Schließ­lich schäl­te sich als Igna­tia­ni­scher Grund­zug sei­ner Fröm­mig­keit eine beson­ders inni­ge Nähe zu Jesus her­aus. Wor­te Jesu schrieb sich Igna­ti­us mit roter Tin­te ins Notiz­buch. Das Leben Jesu in sei­ner Zeit und Umge­bung, wie von den Evan­ge­li­sten beschrie­ben, such­te er mit allen Sin­nen nach­zu­er­le­ben. Aus die­sem mysti­schen Ein­tau­chen in die bibli­sche Lebens­welt Jesu erwuchs der Wunsch, als Pil­ger nach Jeru­sa­lem auf­zu­bre­chen, um in der irdi­schen Hei­mat Jesu zu leben und mis­sio­na­risch zu wir­ken. Von ihm ist die fol­gen­de Aus­sa­ge bekannt: Es wäre für ihn eine Gna­de, jüdi­scher Her­kunft zu sein, weil er dann Jesus und Maria nicht nur dem Gei­ste, son­dern auch dem Blu­te nach ver­wandt wäre. Das berich­tet der Schwei­zer Jesu­it Chri­sti­an M. Rutis­hau­ser in sei­nem Bei­trag: „500 Jah­re Refor­ma­ti­on, 50 Jah­re Reform­kon­zil – und das Juden­tum“ in der Monats­zeit­schrift Stim­men der Zeit. Wenn ande­re über Juden und jüdi­sche Neu­ch­ri­sten läster­ten, ver­tei­dig­te Igna­ti­us die­se. Er war ganz von dem Pau­li­ni­schen Geist ergrif­fen, für den es nach Gal 3,28 in Chri­stus weder Juden noch Grie­chen gibt.

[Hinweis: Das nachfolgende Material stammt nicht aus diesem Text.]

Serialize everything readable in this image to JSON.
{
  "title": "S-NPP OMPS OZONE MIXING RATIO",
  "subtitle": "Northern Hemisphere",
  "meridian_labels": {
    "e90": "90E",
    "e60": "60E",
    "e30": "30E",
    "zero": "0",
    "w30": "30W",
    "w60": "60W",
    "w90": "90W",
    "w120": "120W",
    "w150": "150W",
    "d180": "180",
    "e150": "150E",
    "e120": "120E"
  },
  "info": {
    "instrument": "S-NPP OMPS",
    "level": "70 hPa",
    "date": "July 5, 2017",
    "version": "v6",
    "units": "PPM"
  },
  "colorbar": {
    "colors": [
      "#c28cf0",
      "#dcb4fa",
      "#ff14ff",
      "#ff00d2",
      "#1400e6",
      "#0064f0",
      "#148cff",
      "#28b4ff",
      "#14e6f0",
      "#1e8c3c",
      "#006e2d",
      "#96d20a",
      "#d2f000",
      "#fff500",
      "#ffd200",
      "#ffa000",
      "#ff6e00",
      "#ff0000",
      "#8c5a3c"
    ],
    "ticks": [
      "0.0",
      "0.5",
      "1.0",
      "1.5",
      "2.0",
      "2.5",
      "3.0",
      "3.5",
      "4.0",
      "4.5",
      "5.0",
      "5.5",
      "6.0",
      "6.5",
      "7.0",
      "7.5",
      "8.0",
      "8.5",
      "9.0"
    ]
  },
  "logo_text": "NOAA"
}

Mit sei­nem Theo­lo­gie­stu­di­um ab 1527 begann für Igna­ti­us gewis­ser­ma­ßen der Gang durch die Insti­tu­ti­on Kir­che. Nach voll­ende­tem Stu­di­um woll­te er mit sei­nen Gefähr­ten den Plan wahr machen, dau­er­haft im Hei­li­gen Land zu wir­ken. Als das Vor­ha­ben schei­ter­te, ließ man sich in Rom am Sitz des Nach­fol­ger Petris nie­der. Igna­ti­us ver­trau­te sich und sei­nen 1540 gegrün­de­ten Orden dem Papst als Stell­ver­tre­ter Chri­sti auf Erden an.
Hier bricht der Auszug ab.